Struggling to hold down the 60 with one hand, Jim keyed his radio. “Boss, if we try to stop these guys cold, they’ll chew us to pieces.” He squinted through the dust, which was billowing into the vehicle through the broken rear window. “I can see at least ten technicals; figure about eight to ten guys in each. I say we brake-check these mothers and see if we can chew ‘em up a little at a time.”

“Good call,” Alek came back. “Vic One, Vic Two, spread out and fall back to come on-line with Vic Three.”

No sooner had the transmission ended than I could see, through the shifting clouds of brown to our flanks, the other two trucks veer off to come alongside us. I looked over just in time to see the back window of the other Land Cruiser break, and two muzzles poke out of the dark cavern of the back. Bob was braced in the back of the HiLux, crouched behind the PKM. I turned my attention to the rear, as Alek called over the radio, “Brake-check in ten seconds. Be advised, we’re going to be moving again about ten seconds after that, so make it count. Five…four…three…”

I braced my back against the back of the seat in front of me, and leveled my rifle. Beside me, I could feel more than see Jim do the same. Then, suddenly, Tim mashed the brake, and we were shoved hard against the seat back, then lurched toward the open window as the vehicle came to a skidding stop in a billowing cloud of grit.
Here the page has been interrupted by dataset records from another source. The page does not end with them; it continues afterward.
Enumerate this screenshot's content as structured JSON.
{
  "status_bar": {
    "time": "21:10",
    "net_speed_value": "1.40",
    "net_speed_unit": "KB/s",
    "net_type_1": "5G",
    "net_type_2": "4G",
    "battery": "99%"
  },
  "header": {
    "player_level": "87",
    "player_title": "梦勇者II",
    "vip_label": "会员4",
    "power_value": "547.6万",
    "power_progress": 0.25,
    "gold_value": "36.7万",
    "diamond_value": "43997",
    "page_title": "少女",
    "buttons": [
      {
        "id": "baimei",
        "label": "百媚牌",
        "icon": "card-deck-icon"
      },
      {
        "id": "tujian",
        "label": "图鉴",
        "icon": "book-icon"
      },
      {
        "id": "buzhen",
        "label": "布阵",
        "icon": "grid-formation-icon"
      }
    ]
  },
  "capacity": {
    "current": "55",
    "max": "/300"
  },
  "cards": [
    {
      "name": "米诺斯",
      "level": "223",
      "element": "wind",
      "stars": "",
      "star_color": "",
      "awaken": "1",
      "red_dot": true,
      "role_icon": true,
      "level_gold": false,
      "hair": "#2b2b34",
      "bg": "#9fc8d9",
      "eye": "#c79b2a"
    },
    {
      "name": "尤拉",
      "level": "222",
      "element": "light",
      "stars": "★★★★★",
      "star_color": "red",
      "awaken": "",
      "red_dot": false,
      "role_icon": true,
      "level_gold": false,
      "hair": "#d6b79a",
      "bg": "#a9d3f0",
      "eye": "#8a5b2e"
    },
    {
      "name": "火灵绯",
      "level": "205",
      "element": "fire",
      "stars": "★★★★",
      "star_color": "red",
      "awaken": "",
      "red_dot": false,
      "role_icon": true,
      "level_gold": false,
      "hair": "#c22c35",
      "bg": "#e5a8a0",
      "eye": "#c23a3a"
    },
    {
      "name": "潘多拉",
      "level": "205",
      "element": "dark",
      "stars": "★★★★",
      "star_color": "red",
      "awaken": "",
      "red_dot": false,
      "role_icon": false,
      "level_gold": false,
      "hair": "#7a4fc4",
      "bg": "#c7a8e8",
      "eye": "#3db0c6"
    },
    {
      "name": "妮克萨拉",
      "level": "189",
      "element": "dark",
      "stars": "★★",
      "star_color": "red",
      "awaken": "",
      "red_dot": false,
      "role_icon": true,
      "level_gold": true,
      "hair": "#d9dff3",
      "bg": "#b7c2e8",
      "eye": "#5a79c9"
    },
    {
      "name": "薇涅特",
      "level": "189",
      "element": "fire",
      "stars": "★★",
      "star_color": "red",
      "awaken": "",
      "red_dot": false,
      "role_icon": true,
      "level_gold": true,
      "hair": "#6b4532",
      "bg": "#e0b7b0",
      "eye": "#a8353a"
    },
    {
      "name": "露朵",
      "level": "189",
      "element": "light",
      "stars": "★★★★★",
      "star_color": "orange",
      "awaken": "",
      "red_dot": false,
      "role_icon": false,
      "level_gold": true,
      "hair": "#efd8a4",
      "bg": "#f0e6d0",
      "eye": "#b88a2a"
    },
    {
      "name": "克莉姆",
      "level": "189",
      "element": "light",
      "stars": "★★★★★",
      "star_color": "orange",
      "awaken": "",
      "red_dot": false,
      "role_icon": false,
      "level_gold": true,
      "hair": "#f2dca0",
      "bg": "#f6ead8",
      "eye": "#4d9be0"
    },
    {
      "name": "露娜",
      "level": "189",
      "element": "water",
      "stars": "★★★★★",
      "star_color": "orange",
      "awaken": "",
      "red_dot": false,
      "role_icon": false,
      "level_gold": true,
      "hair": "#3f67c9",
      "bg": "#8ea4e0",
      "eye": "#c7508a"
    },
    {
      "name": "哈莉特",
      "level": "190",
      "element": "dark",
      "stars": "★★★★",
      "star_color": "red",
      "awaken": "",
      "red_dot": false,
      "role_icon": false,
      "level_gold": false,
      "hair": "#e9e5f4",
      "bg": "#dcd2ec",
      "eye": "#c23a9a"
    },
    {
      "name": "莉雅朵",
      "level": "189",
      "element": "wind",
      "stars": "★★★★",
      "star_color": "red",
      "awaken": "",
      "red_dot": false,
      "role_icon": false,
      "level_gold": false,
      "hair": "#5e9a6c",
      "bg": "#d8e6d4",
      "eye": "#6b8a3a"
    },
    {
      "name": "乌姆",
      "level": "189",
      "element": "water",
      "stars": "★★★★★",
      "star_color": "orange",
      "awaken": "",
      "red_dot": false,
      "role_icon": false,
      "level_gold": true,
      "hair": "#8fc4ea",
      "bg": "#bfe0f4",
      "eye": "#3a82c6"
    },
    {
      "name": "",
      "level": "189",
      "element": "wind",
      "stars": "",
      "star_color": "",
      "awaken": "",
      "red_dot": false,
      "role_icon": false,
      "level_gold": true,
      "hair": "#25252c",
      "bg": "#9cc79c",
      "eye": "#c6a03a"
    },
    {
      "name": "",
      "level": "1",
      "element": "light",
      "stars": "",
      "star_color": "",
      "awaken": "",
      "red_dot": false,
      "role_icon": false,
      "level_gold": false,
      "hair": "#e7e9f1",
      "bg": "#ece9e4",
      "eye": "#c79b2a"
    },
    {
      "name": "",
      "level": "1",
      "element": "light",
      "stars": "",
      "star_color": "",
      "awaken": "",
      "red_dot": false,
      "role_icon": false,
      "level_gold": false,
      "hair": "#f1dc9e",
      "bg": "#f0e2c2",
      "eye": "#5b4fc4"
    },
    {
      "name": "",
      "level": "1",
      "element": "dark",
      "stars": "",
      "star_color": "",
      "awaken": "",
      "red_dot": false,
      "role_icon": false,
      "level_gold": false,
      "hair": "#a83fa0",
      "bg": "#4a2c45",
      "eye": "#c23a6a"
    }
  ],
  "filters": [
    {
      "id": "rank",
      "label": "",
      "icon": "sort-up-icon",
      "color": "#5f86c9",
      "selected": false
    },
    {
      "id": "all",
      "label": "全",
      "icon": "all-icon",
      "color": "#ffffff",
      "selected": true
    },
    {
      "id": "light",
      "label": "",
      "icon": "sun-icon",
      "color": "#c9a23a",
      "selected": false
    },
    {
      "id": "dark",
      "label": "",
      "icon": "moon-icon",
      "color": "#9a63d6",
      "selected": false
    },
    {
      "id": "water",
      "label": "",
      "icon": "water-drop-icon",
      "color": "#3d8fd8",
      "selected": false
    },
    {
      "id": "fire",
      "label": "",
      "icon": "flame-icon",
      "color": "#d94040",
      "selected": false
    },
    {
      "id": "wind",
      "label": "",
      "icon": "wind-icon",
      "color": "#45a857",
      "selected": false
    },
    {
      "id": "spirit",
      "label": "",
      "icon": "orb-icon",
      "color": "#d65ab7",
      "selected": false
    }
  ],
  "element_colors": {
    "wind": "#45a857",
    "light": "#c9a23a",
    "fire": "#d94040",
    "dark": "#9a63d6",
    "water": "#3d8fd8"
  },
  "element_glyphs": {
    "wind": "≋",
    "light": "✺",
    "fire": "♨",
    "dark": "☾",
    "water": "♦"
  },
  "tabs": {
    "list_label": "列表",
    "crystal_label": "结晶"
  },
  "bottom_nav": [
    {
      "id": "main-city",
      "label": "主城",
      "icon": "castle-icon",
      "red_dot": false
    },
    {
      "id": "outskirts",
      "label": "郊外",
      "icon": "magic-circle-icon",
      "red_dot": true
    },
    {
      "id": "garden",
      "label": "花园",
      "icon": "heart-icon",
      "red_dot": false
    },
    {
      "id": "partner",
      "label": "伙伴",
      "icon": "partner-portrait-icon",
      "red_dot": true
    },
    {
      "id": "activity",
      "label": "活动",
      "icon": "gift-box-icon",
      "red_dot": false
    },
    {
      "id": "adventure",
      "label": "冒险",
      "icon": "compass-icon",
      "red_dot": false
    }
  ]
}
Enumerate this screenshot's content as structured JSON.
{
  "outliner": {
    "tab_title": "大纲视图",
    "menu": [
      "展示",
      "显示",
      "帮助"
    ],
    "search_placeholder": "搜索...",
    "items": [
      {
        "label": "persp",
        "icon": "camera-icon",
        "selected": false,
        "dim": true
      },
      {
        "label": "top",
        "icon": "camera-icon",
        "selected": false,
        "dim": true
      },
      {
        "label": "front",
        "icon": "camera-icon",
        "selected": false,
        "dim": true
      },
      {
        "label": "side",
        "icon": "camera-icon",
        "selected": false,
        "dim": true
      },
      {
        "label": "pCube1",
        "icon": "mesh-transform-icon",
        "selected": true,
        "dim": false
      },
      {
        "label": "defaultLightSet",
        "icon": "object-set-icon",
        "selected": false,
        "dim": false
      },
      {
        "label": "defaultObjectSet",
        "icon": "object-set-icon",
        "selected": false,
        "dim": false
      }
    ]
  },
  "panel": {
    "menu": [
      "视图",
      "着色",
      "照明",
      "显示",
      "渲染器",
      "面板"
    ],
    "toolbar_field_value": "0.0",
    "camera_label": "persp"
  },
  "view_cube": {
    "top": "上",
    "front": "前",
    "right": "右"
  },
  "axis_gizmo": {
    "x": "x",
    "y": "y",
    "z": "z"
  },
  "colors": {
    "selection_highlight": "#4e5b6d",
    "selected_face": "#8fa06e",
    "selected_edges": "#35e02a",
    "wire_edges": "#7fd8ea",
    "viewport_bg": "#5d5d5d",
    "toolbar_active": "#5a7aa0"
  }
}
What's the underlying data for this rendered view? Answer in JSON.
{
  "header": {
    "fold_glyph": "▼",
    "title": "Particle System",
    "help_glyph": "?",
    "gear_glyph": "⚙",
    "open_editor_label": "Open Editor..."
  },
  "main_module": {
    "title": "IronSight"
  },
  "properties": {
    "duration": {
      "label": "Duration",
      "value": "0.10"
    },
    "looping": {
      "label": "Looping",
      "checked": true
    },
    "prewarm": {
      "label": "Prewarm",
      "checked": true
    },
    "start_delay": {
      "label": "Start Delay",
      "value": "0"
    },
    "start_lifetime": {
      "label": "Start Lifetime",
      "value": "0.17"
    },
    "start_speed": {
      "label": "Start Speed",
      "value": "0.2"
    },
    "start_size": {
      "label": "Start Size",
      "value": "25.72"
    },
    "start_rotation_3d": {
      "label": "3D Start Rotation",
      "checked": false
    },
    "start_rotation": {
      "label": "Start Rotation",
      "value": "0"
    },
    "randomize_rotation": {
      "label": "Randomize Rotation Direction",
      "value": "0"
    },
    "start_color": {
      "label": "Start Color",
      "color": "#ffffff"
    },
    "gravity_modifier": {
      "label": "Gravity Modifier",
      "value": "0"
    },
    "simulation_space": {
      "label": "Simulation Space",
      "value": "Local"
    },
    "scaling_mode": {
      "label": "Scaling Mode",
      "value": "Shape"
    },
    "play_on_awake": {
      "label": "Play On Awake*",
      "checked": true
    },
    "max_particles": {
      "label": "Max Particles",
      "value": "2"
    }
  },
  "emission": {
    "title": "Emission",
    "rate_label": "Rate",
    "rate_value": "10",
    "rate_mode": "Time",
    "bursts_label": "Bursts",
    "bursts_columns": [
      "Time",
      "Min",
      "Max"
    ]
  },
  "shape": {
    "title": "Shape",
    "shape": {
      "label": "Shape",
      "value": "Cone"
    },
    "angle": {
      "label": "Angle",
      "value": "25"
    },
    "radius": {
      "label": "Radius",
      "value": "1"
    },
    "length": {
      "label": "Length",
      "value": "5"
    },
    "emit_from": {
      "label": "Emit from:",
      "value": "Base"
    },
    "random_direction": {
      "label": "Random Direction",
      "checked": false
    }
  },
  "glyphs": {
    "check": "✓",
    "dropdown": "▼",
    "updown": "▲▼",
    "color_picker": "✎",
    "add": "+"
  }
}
I recovered fast, bringing my eye to the scope, even as Jim opened up, the heavy, rapid
thumpthumpthump
of the M60 filling the back of the SUV with cordite and hot brass. I could see silhouettes, but little more through the dust, but that was all that I needed. I milked the trigger, slamming a 7.62 round into a gomer briefly visible as a darker shape in the brown before he dropped like a puppet with its strings cut. I tracked across the jumbled line of enemy vehicles, which were veering and skidding to a panicked halt, as the combined storm of fire from Jim’s M60 and Bob’s PKM shredded the lead vehicle, an old deuce-and-a-half with a DShK mounted on the cab. Targets appeared as fleeting, man-shaped shadows in the haze and confusion, and I probably missed at least as often as I hit, but I saw enough go down, hurt or dead, to be effective.

A moment later the tires were spinning, throwing up billows of sand and dust between us and our targets, and we were shoved back toward the rear door again as Tim stomped on the accelerator and started us moving again. A massive dust cloud rose behind our three vehicles, completely obscuring us from the enemy’s sight, as well as hiding whatever devastation we had wreaked on our pursuers.